Я смотрю на него в упор и замечаю, что этот тип явно получает удовольствие от всей этой сцены. Глаза блестят, губы дёргаются в усмешке, и я чувствую, как по коже лезет раздражение: всё это слишком странно, слишком быстро, и у всех вокруг свои правила, в которых мне не предложили даже инструкцию для чайников.

– Знаешь, что, – произношу, срываясь с кровати. Ноги уже держат, хоть и ватные. – Хватит. Я должна выйти из этого безумия. Если это театральная постановка Островского, я сорву занавес.

Коллегия. Стражи. Авриалы. Искры. Бред. Сумасшествие.

Мне надо выбраться. Сейчас. Немедленно.

Глаза цепляются за окно – затянутое плотными шторами из тёмно-синей ткани, будто ночное небо сползло со стены и застыло. Материя плотная, грубая, похожая на бархат или замшу – ткань, которая не пропускает ни света, ни взглядов.

Я не думаю. Не взвешиваю. Просто рвусь вперёд. Кажется, если я не открою это окно, я сойду с ума. Или уже сошла.

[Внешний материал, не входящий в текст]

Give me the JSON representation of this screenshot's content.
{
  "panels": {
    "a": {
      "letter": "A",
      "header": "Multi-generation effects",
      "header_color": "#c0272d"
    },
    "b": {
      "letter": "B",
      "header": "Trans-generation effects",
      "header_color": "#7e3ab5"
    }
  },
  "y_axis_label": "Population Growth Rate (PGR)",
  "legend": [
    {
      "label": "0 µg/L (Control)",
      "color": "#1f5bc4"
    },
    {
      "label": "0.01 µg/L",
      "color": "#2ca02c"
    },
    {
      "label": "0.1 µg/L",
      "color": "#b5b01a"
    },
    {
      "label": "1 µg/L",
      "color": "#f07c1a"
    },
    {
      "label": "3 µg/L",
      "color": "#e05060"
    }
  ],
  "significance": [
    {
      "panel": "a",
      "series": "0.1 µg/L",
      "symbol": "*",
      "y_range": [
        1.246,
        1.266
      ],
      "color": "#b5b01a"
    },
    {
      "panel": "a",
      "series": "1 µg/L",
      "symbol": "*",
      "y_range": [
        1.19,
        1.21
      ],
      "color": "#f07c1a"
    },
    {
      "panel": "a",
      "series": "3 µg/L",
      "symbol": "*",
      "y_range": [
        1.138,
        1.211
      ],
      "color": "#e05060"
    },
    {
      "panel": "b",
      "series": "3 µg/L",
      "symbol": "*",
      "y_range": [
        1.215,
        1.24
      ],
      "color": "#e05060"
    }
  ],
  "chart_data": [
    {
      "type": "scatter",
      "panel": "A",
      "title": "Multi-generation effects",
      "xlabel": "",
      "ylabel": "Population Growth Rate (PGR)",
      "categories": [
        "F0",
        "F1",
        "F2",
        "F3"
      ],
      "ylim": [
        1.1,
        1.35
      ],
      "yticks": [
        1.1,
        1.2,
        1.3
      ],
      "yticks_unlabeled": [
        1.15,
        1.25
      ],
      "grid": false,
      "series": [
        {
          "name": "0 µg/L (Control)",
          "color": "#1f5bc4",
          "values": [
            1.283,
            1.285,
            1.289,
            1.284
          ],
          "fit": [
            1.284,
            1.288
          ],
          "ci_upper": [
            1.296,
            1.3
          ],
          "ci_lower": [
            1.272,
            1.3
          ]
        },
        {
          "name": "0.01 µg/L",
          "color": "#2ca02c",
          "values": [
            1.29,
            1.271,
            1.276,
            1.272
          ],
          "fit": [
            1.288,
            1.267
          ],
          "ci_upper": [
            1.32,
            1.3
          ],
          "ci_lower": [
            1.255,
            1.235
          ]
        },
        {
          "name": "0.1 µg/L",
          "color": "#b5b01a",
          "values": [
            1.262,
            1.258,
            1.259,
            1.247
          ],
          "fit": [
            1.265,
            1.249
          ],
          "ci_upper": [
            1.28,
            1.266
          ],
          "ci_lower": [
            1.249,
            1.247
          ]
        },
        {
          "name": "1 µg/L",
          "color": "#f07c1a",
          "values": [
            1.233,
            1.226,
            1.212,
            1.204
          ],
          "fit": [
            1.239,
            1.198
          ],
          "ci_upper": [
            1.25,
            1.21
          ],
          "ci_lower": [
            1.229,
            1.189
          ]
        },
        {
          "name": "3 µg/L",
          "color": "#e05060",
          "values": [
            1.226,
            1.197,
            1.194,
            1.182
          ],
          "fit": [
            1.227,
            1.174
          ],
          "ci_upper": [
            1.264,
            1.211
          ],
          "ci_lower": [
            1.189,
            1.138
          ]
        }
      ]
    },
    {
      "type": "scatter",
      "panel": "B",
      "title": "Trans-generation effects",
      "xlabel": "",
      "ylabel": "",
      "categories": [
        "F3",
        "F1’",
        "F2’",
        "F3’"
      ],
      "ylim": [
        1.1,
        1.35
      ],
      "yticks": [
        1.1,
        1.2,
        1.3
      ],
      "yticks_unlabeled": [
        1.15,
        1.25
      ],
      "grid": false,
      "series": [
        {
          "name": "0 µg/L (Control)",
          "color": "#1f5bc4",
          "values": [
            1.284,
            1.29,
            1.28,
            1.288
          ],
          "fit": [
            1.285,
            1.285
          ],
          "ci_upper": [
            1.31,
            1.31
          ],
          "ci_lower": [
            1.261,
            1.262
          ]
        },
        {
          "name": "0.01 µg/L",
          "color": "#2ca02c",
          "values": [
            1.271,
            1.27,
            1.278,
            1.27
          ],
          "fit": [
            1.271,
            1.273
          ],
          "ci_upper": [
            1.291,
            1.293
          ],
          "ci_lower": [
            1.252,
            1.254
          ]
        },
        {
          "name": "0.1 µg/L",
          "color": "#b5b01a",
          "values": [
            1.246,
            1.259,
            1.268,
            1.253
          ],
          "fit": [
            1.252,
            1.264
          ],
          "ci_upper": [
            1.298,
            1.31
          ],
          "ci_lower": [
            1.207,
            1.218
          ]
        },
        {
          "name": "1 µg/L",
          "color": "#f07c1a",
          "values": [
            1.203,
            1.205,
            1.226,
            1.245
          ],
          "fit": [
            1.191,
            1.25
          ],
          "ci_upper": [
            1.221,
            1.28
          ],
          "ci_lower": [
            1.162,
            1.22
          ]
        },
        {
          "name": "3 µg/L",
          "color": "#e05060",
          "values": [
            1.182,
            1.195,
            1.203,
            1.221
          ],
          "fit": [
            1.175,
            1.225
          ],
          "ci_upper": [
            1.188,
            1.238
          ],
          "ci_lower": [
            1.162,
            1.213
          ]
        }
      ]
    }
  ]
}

Пальцы впиваются в ткань и дёргаю – резко. Свет врывается в комнату, ослепляет, бьёт в глаза. Я жмурюсь, заслоняюсь рукой, делаю шаг назад.

А потом… смотрю. И мир – рушится. Потому что то, что я вижу – не укладывается ни в одну мою карту реальности.

Город раскинулся подо мной, словно какой-то идеальный чертёж, начертанный рукой одержимого архитектора – или сновидца. Всё слишком упорядоченно, слишком красиво, слишком чуждо. Белокаменные здания с остроконечными крышами, золотым и серебряным узором по фасадам, высокие окна, разбивающие солнечный свет на длинные косые полосы, будто кто-то нарисовал их вручную, не доверяя ни одному случаю. Где-то среди этих лабиринтов отражаются башни – их слишком много, их силуэты выплывают из утренней дымки, словно город, ещё не проснувшись, опасается проявить всё, на что способен.

Улицы – мощёные, как в старинных фильмах. Всё сияет – медь, золото. Я моргаю, но отблеск не исчезает. Он настоящий. И это пугает. По улицам едут повозки. Без лошадей. Они плывут, оставляя за собой струи света, будто ртутные дорожки, которые тают сразу же.

Я поднимаю взгляд – и чуть не сползаю по стене.

В небе – дирижабли. Огромные. Тихие. Словно киты парят в воздухе, ни звука. Их поверхности – гладкие, украшенные тонкими линиями, как филигрань.

Всё вокруг пропитано ощущением хрупкой, выверенной гармонии – и в этой гармонии я чужая, тёмная точка, наблюдающая за миром через толщу стекла, как за аквариумом с золотыми рыбами. Я не могу оторваться от этого вида. Он вгрызается в сознание, заполняет меня с головы до пят. Как будто кто-то разорвал ткань мира, подсунул мне другой – более яркий, более… вычурный.

Я стою. Не дышу. Только сердце колотится, как будто пытается пробить мне рёбра изнутри.

– Чёрт… Что это за место? Где я?!

Янгус… стоит. Как будто мы не на разных берегах. Как будто у него сегодня хороший день. Он складывает руки на груди. Голову чуть наклоняет. И усмехается. Он смеётся. Он серьёзно СМЕЁТСЯ.

– О, это? – протягивает с той самой ленцой, от которой мне хочется в него чем-нибудь кинуть. – Это Этерис, столица Инсоленса, наш маленький уютный городок. Полный загадок, искр и… ну, парочки странных типов вроде меня.

В этот момент мне хочется рассмеяться – истерично, громко. Я хватаюсь за подоконник, потому что подкашиваются колени: мысль о постановке Островского рушится под тяжестью раскрывшегося пейзажа. Слишком грандиозно для декораций. Слишком детально. Слишком… реально.